By Amreeta Das:
Yes, it is dark. It is fatal. We have to put up a hard fight to lead a normal life and enjoy our freedom in an environment often contorted by meaningless violence and hostility. We have an election which is reduced to a mere display of voter cards and queuing voters suffering 43 degrees Celsius with the real election neatly conducted by invisible voters ‘beeping’ inside booths after polling hours. We have bloody roads, opened skulls, raped bodies. We have men teaching doctrines of ‘decency’ to a free individual for smoking on the road because she is a girl and that too, a girl in shorts. Doctrines of the vilest kind, sanctioned by self-proclaimed leaders and moral police are being preached everywhere. It is frightening and nerve shattering. The sky is overcast. Apocalypse is at hand.
It is strangely coincidental that moments after I read the report on the Presidency College student’s courage to stand up to some patriarchal people against the harassment she was being subjected to, my telephone rang. Apparently, there is no perceivable connection between these two contextually disparate incidents. But both are linked through an honest commitment to a righteous life.
When I lost my phone, I naturally gave up all hope of ever getting it back, convinced that even if someone finds it, the possibility of getting it back was dim. Yet, contrary to this ‘natural’ line of negative thoughts, I got it back. An unknown voice rang me up. In three more successive calls, I realised that I was going to get back my phone that I had lost the previous day. I had accidentally dropped it in front of my flat and when I came back to look for it after quite some time had passed, it was gone.
The man who gave it back to me is the driver of a gentleman who lives on the second floor of my building. He performed the most simple and yet the most difficult act. He proved his human worth. He could have decided to not pick the phone up and let it be crushed by some car. But he chose to take the trouble to return it. It was a choice which altered little, but important, things.
I didn’t have enough words to thank him. He quickly left on his motorcycle. In fact, I couldn’t hide my blush at shamelessly fumbling the ‘oshesh dhonnyobaad’ (Thank you very much). It seemed strangely inadequate. Yet, language offers us only this much. And it reinforced my belief that perhaps, the root cause of this mounting horror and barbarity lies in our inability to simply be human; to obtain that essential consciousness that differentiates us from ‘beasts’.
It is alright to err and slip. But to do good to ourselves, we need to reach out with this gesture of being simply human. To rectify, examine, recognise our errors and lead a life that involves questioning what we are and who we are. And we do this for ourselves.
Hope is struggling against this overpowering darkness. Hope in the form of students relentlessly struggling to keep alive this spirit of questioning, this refusal to live in obstinate complacency and easy reverence of outmoded and dangerous ideas of morality. Hope in the form of relief workers in the war-battered Middle East, in Palestine, Syria, and Libya. Hope in the teacher who chose the taste of bullet wounds to save his students in Pakistan. Hope in the form of all those Good Samaritans who spent nights pulling out half dead, bloodied bodies from under the wreckage of the Vivekananda flyover. Hope in the form of all those who leave the comfort of their warm hearths and fireplaces to make small or big changes.

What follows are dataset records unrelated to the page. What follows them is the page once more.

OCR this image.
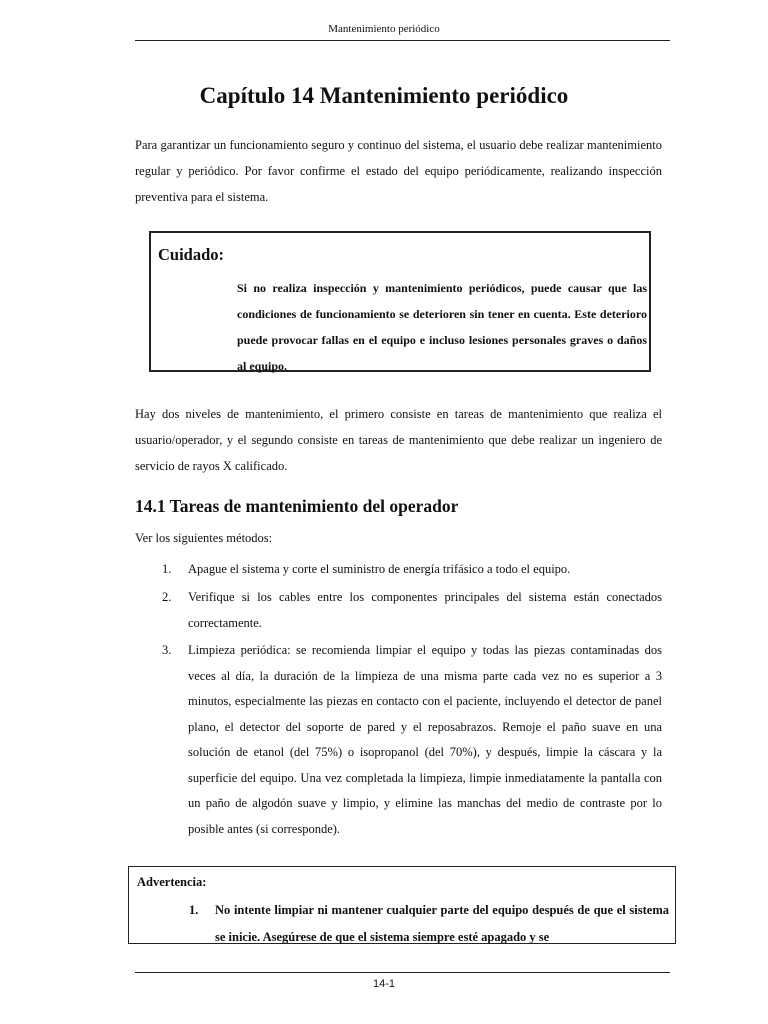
Mantenimiento periódico
Capítulo 14 Mantenimiento periódico

Para garantizar un funcionamiento seguro y continuo del sistema, el usuario debe realizar mantenimiento regular y periódico. Por favor confirme el estado del equipo periódicamente, realizando inspección preventiva para el sistema.

Cuidado:
Si no realiza inspección y mantenimiento periódicos, puede causar que las condiciones de funcionamiento se deterioren sin tener en cuenta. Este deterioro puede provocar fallas en el equipo e incluso lesiones personales graves o daños al equipo.

Hay dos niveles de mantenimiento, el primero consiste en tareas de mantenimiento que realiza el usuario/operador, y el segundo consiste en tareas de mantenimiento que debe realizar un ingeniero de servicio de rayos X calificado.

14.1 Tareas de mantenimiento del operador
Ver los siguientes métodos:
1. Apague el sistema y corte el suministro de energía trifásico a todo el equipo.
2. Verifique si los cables entre los componentes principales del sistema están conectados correctamente.
3. Limpieza periódica: se recomienda limpiar el equipo y todas las piezas contaminadas dos veces al día, la duración de la limpieza de una misma parte cada vez no es superior a 3 minutos, especialmente las piezas en contacto con el paciente, incluyendo el detector de panel plano, el detector del soporte de pared y el reposabrazos. Remoje el paño suave en una solución de etanol (del 75%) o isopropanol (del 70%), y después, limpie la cáscara y la superficie del equipo. Una vez completada la limpieza, limpie inmediatamente la pantalla con un paño de algodón suave y limpio, y elimine las manchas del medio de contraste por lo posible antes (si corresponde).
Advertencia:
1. No intente limpiar ni mantener cualquier parte del equipo después de que el sistema se inicie. Asegúrese de que el sistema siempre esté apagado y se
14-1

The fight is visibly ‘silly’ because the darkness is formidable. But here the fight is not simply one against one equation of good and evil. This world is much more complex than reductionist definitions. But it can ultimately be boiled down to an internal battle of choice. And all those who are consciously giving hell to others, or living lives that are stagnant no-lives, are trudging their way to an end that shall stare back at them one day and utter, “You had one chance. You nicely spoiled it.”
We have one life and we must do justice to ourselves. There might be no God to judge us, no book of virtues and sins, and no Judgement drama either. We have what we have, here and now, this good minute.